Redwyn asked, “Where?”
Luxana paused for a moment, considering.
“Greystone.”
Cole and Sadie stood before the large cylinder planted in the frozen earth. A circular swathe of destruction radiated away from this focal point. Like giant spokes on a massive wheel, the trees had been felled by an event which had reduced Tom and his army of elves from Xandrea to ash.
They walked around the lock, now fitted together with the plain looking, cylindrical keystone. Its color was completely black like an onyx. However, there was no reflection of light from the stone.
Three times they circled the lock, touching it, feeling the texture, searching its surface, before Sadie finally asked the obvious question. “How do we open it?”
Cole stood before one particular spot. Sadie walked around to stand behind him. Five small depressions were laid out in a horizontal pattern. Each was slightly higher or lower v
ertically than the previous.
“What is that?” Sadie asked.
Cole touched a finger to the impressions. “Some sort of code perhaps?” He touched them in consecutive order from right to left and then left to right. “Nothing.”
“Wait,” Sadie said. She reached over his shoulder, placing all five fingertips of her right hand into the depressions at the same time.
A deep thrum resounded, coming from the cylinder, radiating out through the ground. The entire lock and keystone combination descended slowly into the ground. Cole and Sadie backed away cautiously, waiting to see what would happen.

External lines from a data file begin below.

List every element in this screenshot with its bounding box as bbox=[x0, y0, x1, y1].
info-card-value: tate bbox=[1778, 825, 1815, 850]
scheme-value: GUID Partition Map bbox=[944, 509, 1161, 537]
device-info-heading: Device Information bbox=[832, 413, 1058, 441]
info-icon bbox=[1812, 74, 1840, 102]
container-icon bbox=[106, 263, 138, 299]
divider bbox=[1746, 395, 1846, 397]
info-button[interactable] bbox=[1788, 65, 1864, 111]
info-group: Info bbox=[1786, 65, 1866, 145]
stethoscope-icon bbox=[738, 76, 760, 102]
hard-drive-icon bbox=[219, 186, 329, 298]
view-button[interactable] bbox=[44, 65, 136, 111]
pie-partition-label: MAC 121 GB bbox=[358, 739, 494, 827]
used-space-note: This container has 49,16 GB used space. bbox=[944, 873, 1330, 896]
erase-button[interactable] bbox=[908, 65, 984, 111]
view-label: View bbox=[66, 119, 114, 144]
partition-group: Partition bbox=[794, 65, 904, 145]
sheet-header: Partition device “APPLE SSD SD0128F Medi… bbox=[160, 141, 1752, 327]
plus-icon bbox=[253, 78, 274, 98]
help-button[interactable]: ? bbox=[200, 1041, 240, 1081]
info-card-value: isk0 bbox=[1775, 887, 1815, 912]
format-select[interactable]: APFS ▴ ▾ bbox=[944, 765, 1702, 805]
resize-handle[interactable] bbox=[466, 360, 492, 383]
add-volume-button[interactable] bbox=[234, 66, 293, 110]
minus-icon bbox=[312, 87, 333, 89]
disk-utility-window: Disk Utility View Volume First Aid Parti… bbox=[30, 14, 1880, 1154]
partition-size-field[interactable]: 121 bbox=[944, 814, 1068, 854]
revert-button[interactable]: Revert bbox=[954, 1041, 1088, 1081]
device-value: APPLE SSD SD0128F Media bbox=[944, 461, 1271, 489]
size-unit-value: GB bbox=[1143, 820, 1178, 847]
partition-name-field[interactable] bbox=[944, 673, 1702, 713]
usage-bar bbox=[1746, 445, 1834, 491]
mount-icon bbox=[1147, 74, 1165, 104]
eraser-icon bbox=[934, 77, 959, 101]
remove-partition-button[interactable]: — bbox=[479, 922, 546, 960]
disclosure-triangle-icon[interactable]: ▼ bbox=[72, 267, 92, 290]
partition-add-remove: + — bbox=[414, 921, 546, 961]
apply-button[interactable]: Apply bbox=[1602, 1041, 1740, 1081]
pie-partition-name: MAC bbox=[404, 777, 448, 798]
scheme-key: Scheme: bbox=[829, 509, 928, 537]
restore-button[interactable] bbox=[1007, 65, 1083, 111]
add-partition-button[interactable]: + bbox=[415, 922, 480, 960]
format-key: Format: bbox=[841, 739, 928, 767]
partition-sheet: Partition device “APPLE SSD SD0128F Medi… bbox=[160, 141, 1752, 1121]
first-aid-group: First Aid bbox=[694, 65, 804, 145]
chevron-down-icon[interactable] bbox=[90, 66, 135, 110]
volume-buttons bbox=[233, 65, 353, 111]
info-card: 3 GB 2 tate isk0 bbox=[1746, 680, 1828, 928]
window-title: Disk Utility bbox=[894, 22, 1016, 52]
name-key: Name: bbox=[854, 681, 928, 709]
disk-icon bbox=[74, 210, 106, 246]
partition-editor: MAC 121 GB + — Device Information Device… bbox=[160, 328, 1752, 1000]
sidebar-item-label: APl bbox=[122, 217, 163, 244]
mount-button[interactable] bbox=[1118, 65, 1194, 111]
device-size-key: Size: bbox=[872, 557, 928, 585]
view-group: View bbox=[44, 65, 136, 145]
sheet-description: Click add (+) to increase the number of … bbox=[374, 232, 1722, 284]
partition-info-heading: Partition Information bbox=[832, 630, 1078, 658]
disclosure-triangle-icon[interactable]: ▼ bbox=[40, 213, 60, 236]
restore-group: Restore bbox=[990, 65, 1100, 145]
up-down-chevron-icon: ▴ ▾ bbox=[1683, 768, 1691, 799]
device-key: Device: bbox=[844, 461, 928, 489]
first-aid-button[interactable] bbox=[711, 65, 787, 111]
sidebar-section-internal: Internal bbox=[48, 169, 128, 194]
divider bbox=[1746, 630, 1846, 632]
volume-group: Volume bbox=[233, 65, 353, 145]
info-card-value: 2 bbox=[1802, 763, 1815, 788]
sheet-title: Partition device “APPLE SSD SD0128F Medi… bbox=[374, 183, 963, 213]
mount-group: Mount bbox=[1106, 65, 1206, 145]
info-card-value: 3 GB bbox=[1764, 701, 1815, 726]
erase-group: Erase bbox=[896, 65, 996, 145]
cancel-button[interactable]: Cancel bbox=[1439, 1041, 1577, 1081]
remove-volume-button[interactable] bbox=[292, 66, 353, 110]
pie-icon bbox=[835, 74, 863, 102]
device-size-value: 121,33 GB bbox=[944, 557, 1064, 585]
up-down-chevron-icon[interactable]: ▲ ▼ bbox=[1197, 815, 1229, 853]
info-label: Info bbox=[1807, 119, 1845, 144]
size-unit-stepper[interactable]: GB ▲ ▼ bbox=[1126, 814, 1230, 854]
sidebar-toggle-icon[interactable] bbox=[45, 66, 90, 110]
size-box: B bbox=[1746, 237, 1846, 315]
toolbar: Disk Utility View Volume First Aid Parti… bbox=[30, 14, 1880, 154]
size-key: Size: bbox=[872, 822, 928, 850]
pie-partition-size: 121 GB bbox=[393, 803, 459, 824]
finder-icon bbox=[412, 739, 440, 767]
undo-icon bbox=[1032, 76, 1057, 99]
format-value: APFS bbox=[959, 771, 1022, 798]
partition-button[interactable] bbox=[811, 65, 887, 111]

As the lock sank below ground level, a wider corkscrew stair began to unravel around it like an unfolding apple peel to its core. The lock and keystone came to a stop almost out of sight, resting in a place where amber light from an unknown source illuminated a chamber. Presumably, this must be the entrance to the Underworld.
Cole and Sadie stood at the top of the winding stair looking down into the pit which had opened up before them. “Are you sure about this?” Sadie asked. “Maybe we should get my father and mother to come with us.”

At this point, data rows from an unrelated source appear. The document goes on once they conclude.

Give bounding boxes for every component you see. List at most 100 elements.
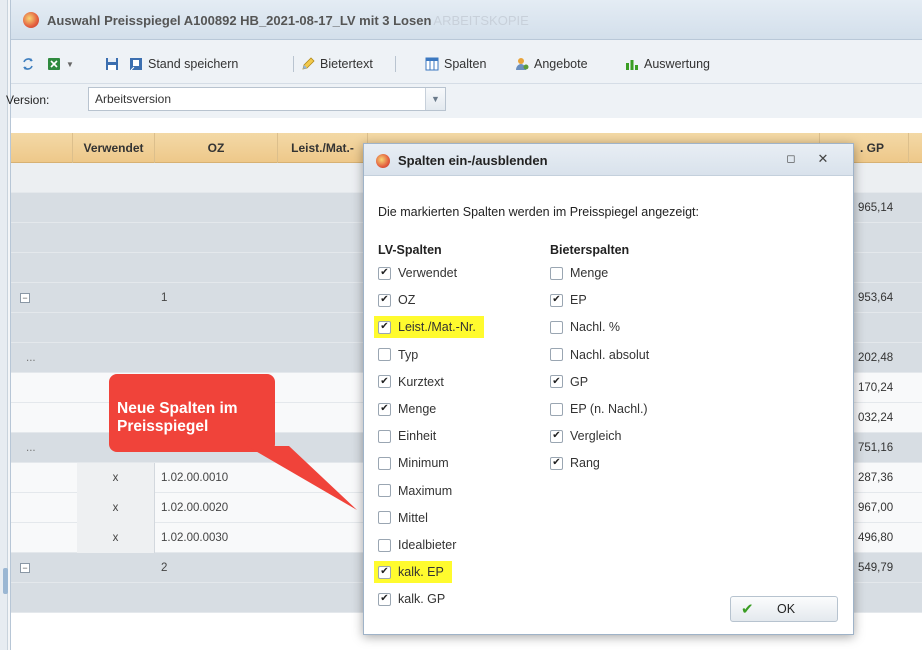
verwendet-cell[interactable]: x: [77, 523, 155, 553]
checkbox-unchecked-icon[interactable]: [550, 348, 563, 362]
gp-cell: 170,24: [858, 382, 894, 394]
checkbox-checked-icon[interactable]: ✔: [550, 429, 563, 443]
auswertung-button[interactable]: Auswertung: [625, 54, 710, 74]
column-checkbox-item[interactable]: Nachl. %: [550, 316, 620, 338]
column-checkbox-label: Nachl. %: [570, 320, 621, 335]
column-checkbox-item[interactable]: ✔ Menge: [378, 398, 436, 420]
checkbox-unchecked-icon[interactable]: [378, 538, 391, 552]
checkbox-checked-icon[interactable]: ✔: [378, 592, 391, 606]
column-checkbox-item[interactable]: Mittel: [378, 507, 428, 529]
column-checkbox-item[interactable]: ✔ Leist./Mat.-Nr.: [374, 316, 484, 339]
checkbox-checked-icon[interactable]: ✔: [378, 266, 391, 280]
maximize-icon[interactable]: ◻: [784, 152, 798, 166]
close-icon[interactable]: ✕: [816, 152, 830, 166]
gp-cell: 496,80: [858, 532, 894, 544]
save-button[interactable]: [105, 54, 124, 74]
column-header-verwendet[interactable]: Verwendet: [73, 133, 155, 163]
version-select[interactable]: Arbeitsversion ▼: [88, 87, 446, 111]
column-checkbox-label: Mittel: [398, 510, 428, 525]
column-checkbox-label: Idealbieter: [398, 538, 457, 552]
bar-chart-icon: [626, 60, 638, 70]
column-checkbox-item[interactable]: Maximum: [378, 480, 452, 502]
checkbox-checked-icon[interactable]: ✔: [378, 402, 391, 416]
checkbox-checked-icon[interactable]: ✔: [378, 565, 391, 579]
column-header-leist[interactable]: Leist./Mat.-: [278, 133, 368, 163]
checkbox-unchecked-icon[interactable]: [550, 402, 563, 416]
callout-pointer: [247, 446, 357, 510]
column-checkbox-item[interactable]: Minimum: [378, 452, 449, 474]
checkbox-checked-icon[interactable]: ✔: [550, 293, 563, 307]
gp-cell: 032,24: [858, 412, 894, 424]
dialog-intro-text: Die markierten Spalten werden im Preissp…: [378, 205, 699, 219]
bietertext-button[interactable]: Bietertext: [301, 54, 373, 74]
minus-box-icon[interactable]: −: [20, 563, 30, 573]
toolbar-separator: [395, 56, 396, 72]
column-checkbox-label: Maximum: [398, 483, 453, 498]
watermark-text: ARBEITSKOPIE: [433, 13, 529, 28]
checkbox-unchecked-icon[interactable]: [378, 511, 391, 525]
excel-export-button[interactable]: ▼: [47, 54, 74, 74]
checkbox-unchecked-icon[interactable]: [550, 320, 563, 334]
column-checkbox-item[interactable]: ✔ OZ: [378, 289, 415, 311]
checkbox-checked-icon[interactable]: ✔: [550, 375, 563, 389]
column-checkbox-item[interactable]: Menge: [550, 262, 608, 284]
checkbox-checked-icon[interactable]: ✔: [378, 375, 391, 389]
column-checkbox-label: Einheit: [398, 429, 437, 444]
column-checkbox-label: kalk. GP: [398, 592, 446, 607]
column-header-oz[interactable]: OZ: [155, 133, 278, 163]
column-checkbox-item[interactable]: ✔ GP: [550, 371, 588, 393]
pencil-icon: [302, 57, 315, 70]
angebote-button[interactable]: Angebote: [515, 54, 588, 74]
checkbox-unchecked-icon[interactable]: [378, 429, 391, 443]
gp-cell: 967,00: [858, 502, 894, 514]
verwendet-cell[interactable]: x: [77, 493, 155, 523]
column-checkbox-item[interactable]: Nachl. absolut: [550, 344, 649, 366]
minus-box-icon[interactable]: −: [20, 293, 30, 303]
column-checkbox-label: GP: [570, 374, 589, 389]
toolbar: ▼ Stand speichern Bietertext Spalten Ang…: [11, 40, 922, 84]
column-checkbox-item[interactable]: ✔ Rang: [550, 452, 600, 474]
gp-cell: 202,48: [858, 352, 894, 364]
toolbar-separator: [293, 56, 294, 72]
refresh-button[interactable]: [21, 54, 40, 74]
column-checkbox-label: Kurztext: [398, 374, 444, 389]
checkbox-unchecked-icon[interactable]: [378, 348, 391, 362]
dialog-title: Spalten ein-/ausblenden: [398, 153, 548, 168]
checkbox-checked-icon[interactable]: ✔: [550, 456, 563, 470]
column-checkbox-item[interactable]: Idealbieter: [378, 534, 456, 556]
column-checkbox-item[interactable]: EP (n. Nachl.): [550, 398, 648, 420]
ellipsis-icon[interactable]: ...: [26, 343, 36, 373]
checkbox-unchecked-icon[interactable]: [550, 266, 563, 280]
column-checkbox-item[interactable]: ✔ EP: [550, 289, 587, 311]
spalten-button[interactable]: Spalten: [425, 54, 486, 74]
column-checkbox-item[interactable]: ✔ kalk. GP: [378, 588, 445, 610]
column-checkbox-item[interactable]: ✔ kalk. EP: [374, 561, 452, 584]
column-checkbox-label: Verwendet: [398, 266, 458, 280]
version-select-value: Arbeitsversion: [95, 92, 172, 106]
checkmark-icon: ✔: [741, 601, 754, 618]
collapse-icon[interactable]: −: [20, 283, 30, 313]
verwendet-cell[interactable]: x: [77, 463, 155, 493]
annotation-callout: Neue Spalten im Preisspiegel: [109, 374, 275, 452]
column-checkbox-item[interactable]: ✔ Vergleich: [550, 425, 621, 447]
collapse-icon[interactable]: −: [20, 553, 30, 583]
ok-button[interactable]: ✔ OK: [730, 596, 838, 622]
refresh-icon: [23, 58, 33, 70]
checkbox-unchecked-icon[interactable]: [378, 456, 391, 470]
ellipsis-icon[interactable]: ...: [26, 433, 36, 463]
column-checkbox-item[interactable]: ✔ Kurztext: [378, 371, 444, 393]
checkbox-checked-icon[interactable]: ✔: [378, 293, 391, 307]
window-title-text: Auswahl Preisspiegel A100892 HB_2021-08-…: [47, 13, 432, 28]
column-checkbox-label: Typ: [398, 347, 419, 362]
chevron-down-icon[interactable]: ▼: [425, 88, 445, 110]
columns-icon: [425, 57, 439, 71]
checkbox-unchecked-icon[interactable]: [378, 484, 391, 498]
column-checkbox-item[interactable]: Einheit: [378, 425, 436, 447]
window-titlebar: Auswahl Preisspiegel A100892 HB_2021-08-…: [11, 0, 922, 40]
collapse-handle[interactable]: [3, 568, 8, 594]
gp-cell: 965,14: [858, 202, 894, 214]
stand-speichern-button[interactable]: Stand speichern: [129, 54, 238, 74]
checkbox-checked-icon[interactable]: ✔: [378, 320, 391, 334]
column-checkbox-item[interactable]: ✔ Verwendet: [378, 262, 457, 284]
column-checkbox-item[interactable]: Typ: [378, 344, 418, 366]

Considering their options for a moment, Cole finally said, “No, Ishbe said this was our task. We can do this. We have to do this, if we’re going to save everyone.”
“Let’s go then, before I change my mind,” Sadie replied.
“Do you have the sword ready?”
“It’s with me,” she said. “We might not want to go inside looking threatening.”
“We’re children,” Cole replied. “We’re about as far from threatening as you can get. Still, I see your point.”
He began to descend the winding stone stair. Sadie followed, watching behind them at intervals. As they came farther down, the sunlight diminished. In its place, they found amber light seeping through carved lines in the stone below, as though molten lava was flowing behind the wall.
The carvings formed complex symbols and pictograms. Neither of them understood the language which had been employed in their creation. Even the images of beasts were strange and unknown, otherworldly creatures they hoped would not be waiting for them further into their journey.